仕事柄出張が多いので、スーツケースは必需品だ。デビューしたての20年前ごろは、手提げボストンバッグが主流で、コロコロとキャリーバッグを使う人は少数派だった。けれど使ってみると重力が分散されてあまりにも楽なので、今は亡き父にもすすめたのだが、「荷物くらい自分の手で持たんと。国内を旅するのに車輪のついたバッグを大げさにひきずることはなか」と言って、なかなか聞き入れてもらえなかった。当時、空港の荷物引き取り所のターンテーブルには似たようなボストンバッグがコッペパンみたいに回っていて、自分のを見間違えぬよう取っ手にハンカチを結んだものだったが、この方式をみんながやるのでどのバッグにもひらひらハンカチが揺れて自分のバッグを結局見失ってしまい、意外とハラハラした記憶も今では懐かしい。

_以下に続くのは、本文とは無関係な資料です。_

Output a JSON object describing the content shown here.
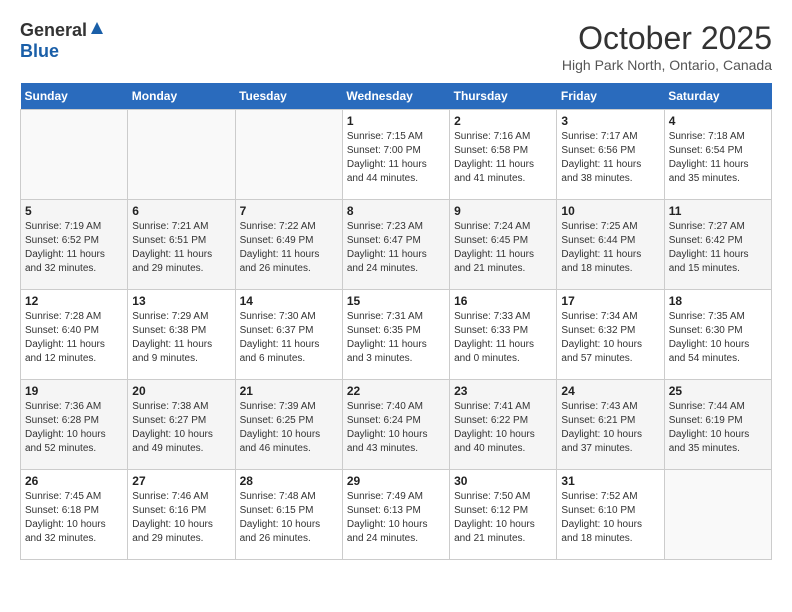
{
  "header": {
    "logo_general": "General",
    "logo_blue": "Blue",
    "month": "October 2025",
    "location": "High Park North, Ontario, Canada"
  },
  "days_of_week": [
    "Sunday",
    "Monday",
    "Tuesday",
    "Wednesday",
    "Thursday",
    "Friday",
    "Saturday"
  ],
  "weeks": [
    [
      {
        "day": "",
        "info": ""
      },
      {
        "day": "",
        "info": ""
      },
      {
        "day": "",
        "info": ""
      },
      {
        "day": "1",
        "info": "Sunrise: 7:15 AM\nSunset: 7:00 PM\nDaylight: 11 hours and 44 minutes."
      },
      {
        "day": "2",
        "info": "Sunrise: 7:16 AM\nSunset: 6:58 PM\nDaylight: 11 hours and 41 minutes."
      },
      {
        "day": "3",
        "info": "Sunrise: 7:17 AM\nSunset: 6:56 PM\nDaylight: 11 hours and 38 minutes."
      },
      {
        "day": "4",
        "info": "Sunrise: 7:18 AM\nSunset: 6:54 PM\nDaylight: 11 hours and 35 minutes."
      }
    ],
    [
      {
        "day": "5",
        "info": "Sunrise: 7:19 AM\nSunset: 6:52 PM\nDaylight: 11 hours and 32 minutes."
      },
      {
        "day": "6",
        "info": "Sunrise: 7:21 AM\nSunset: 6:51 PM\nDaylight: 11 hours and 29 minutes."
      },
      {
        "day": "7",
        "info": "Sunrise: 7:22 AM\nSunset: 6:49 PM\nDaylight: 11 hours and 26 minutes."
      },
      {
        "day": "8",
        "info": "Sunrise: 7:23 AM\nSunset: 6:47 PM\nDaylight: 11 hours and 24 minutes."
      },
      {
        "day": "9",
        "info": "Sunrise: 7:24 AM\nSunset: 6:45 PM\nDaylight: 11 hours and 21 minutes."
      },
      {
        "day": "10",
        "info": "Sunrise: 7:25 AM\nSunset: 6:44 PM\nDaylight: 11 hours and 18 minutes."
      },
      {
        "day": "11",
        "info": "Sunrise: 7:27 AM\nSunset: 6:42 PM\nDaylight: 11 hours and 15 minutes."
      }
    ],
    [
      {
        "day": "12",
        "info": "Sunrise: 7:28 AM\nSunset: 6:40 PM\nDaylight: 11 hours and 12 minutes."
      },
      {
        "day": "13",
        "info": "Sunrise: 7:29 AM\nSunset: 6:38 PM\nDaylight: 11 hours and 9 minutes."
      },
      {
        "day": "14",
        "info": "Sunrise: 7:30 AM\nSunset: 6:37 PM\nDaylight: 11 hours and 6 minutes."
      },
      {
        "day": "15",
        "info": "Sunrise: 7:31 AM\nSunset: 6:35 PM\nDaylight: 11 hours and 3 minutes."
      },
      {
        "day": "16",
        "info": "Sunrise: 7:33 AM\nSunset: 6:33 PM\nDaylight: 11 hours and 0 minutes."
      },
      {
        "day": "17",
        "info": "Sunrise: 7:34 AM\nSunset: 6:32 PM\nDaylight: 10 hours and 57 minutes."
      },
      {
        "day": "18",
        "info": "Sunrise: 7:35 AM\nSunset: 6:30 PM\nDaylight: 10 hours and 54 minutes."
      }
    ],
    [
      {
        "day": "19",
        "info": "Sunrise: 7:36 AM\nSunset: 6:28 PM\nDaylight: 10 hours and 52 minutes."
      },
      {
        "day": "20",
        "info": "Sunrise: 7:38 AM\nSunset: 6:27 PM\nDaylight: 10 hours and 49 minutes."
      },
      {
        "day": "21",
        "info": "Sunrise: 7:39 AM\nSunset: 6:25 PM\nDaylight: 10 hours and 46 minutes."
      },
      {
        "day": "22",
        "info": "Sunrise: 7:40 AM\nSunset: 6:24 PM\nDaylight: 10 hours and 43 minutes."
      },
      {
        "day": "23",
        "info": "Sunrise: 7:41 AM\nSunset: 6:22 PM\nDaylight: 10 hours and 40 minutes."
      },
      {
        "day": "24",
        "info": "Sunrise: 7:43 AM\nSunset: 6:21 PM\nDaylight: 10 hours and 37 minutes."
      },
      {
        "day": "25",
        "info": "Sunrise: 7:44 AM\nSunset: 6:19 PM\nDaylight: 10 hours and 35 minutes."
      }
    ],
    [
      {
        "day": "26",
        "info": "Sunrise: 7:45 AM\nSunset: 6:18 PM\nDaylight: 10 hours and 32 minutes."
      },
      {
        "day": "27",
        "info": "Sunrise: 7:46 AM\nSunset: 6:16 PM\nDaylight: 10 hours and 29 minutes."
      },
      {
        "day": "28",
        "info": "Sunrise: 7:48 AM\nSunset: 6:15 PM\nDaylight: 10 hours and 26 minutes."
      },
      {
        "day": "29",
        "info": "Sunrise: 7:49 AM\nSunset: 6:13 PM\nDaylight: 10 hours and 24 minutes."
      },
      {
        "day": "30",
        "info": "Sunrise: 7:50 AM\nSunset: 6:12 PM\nDaylight: 10 hours and 21 minutes."
      },
      {
        "day": "31",
        "info": "Sunrise: 7:52 AM\nSunset: 6:10 PM\nDaylight: 10 hours and 18 minutes."
      },
      {
        "day": "",
        "info": ""
      }
    ]
  ]
}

初めてキャリーバッグを父が持った時、なんとも不器用に使っていた姿を思い出す。「パパ、犬を連れて歩くみたいに、ただ後ろに引っ張って歩けばいいのよ」と説明しても最後まで使いこなせなかった。重くても荷物は頑張って「持つ」もの、物を地べたに転がして運ぶのは横着もん…そんな概念から抜け出せない、昔気質(かたぎ)の男性(ひと)だった。
今やキャリーバッグで旅する姿はごく自然で、空港や駅に降り立つ度女性は若くなったものだとつくづく思う。以前は重たい荷物は夫が、その後ろを少し小さい荷物を持った妻が、というスタイルが定番だったのに、最近は夫婦それぞれ同じ大きさのキャリーバッグを引き、むしろ女性の方がさっそうと男性を誘導して、チケットカウンターやホームへ向かう光景を目にする。
デザインが良くなったせいか(!?)、年配の女性のパンツスタイルも随分すてきになったし、何より生き生きして見える。早朝便でも、女友達同士明るくおしゃべりしながら、おにぎりをパクパク食べて英気を養う姿など、私よりずっとエネルギッシュだ。今年77歳になる母もキャリーバッグを引いて、パンツスタイルで家族とのハワイ旅行を満喫した。
私の手元には大中小3つのキャリーバッグがあるが、久しぶりに大型のスーツケースを買い替えた。20年使いこんだものだったが兄家族にもらってもらえて、ホッとした。旧式なので滑りも悪くケース自体も重く、ハワイから戻る時車輪が壊れたそうだが、修理に出してまた使ってくれると言う。いつか手放す時が来るだろうが、大切にしてもらえて嬉(うれ)しい。
新品を手にして、スーツケースは荷物だけでなく、時を経て、想(おも)い出を運ぶものなのだと今さらながらに気がついた。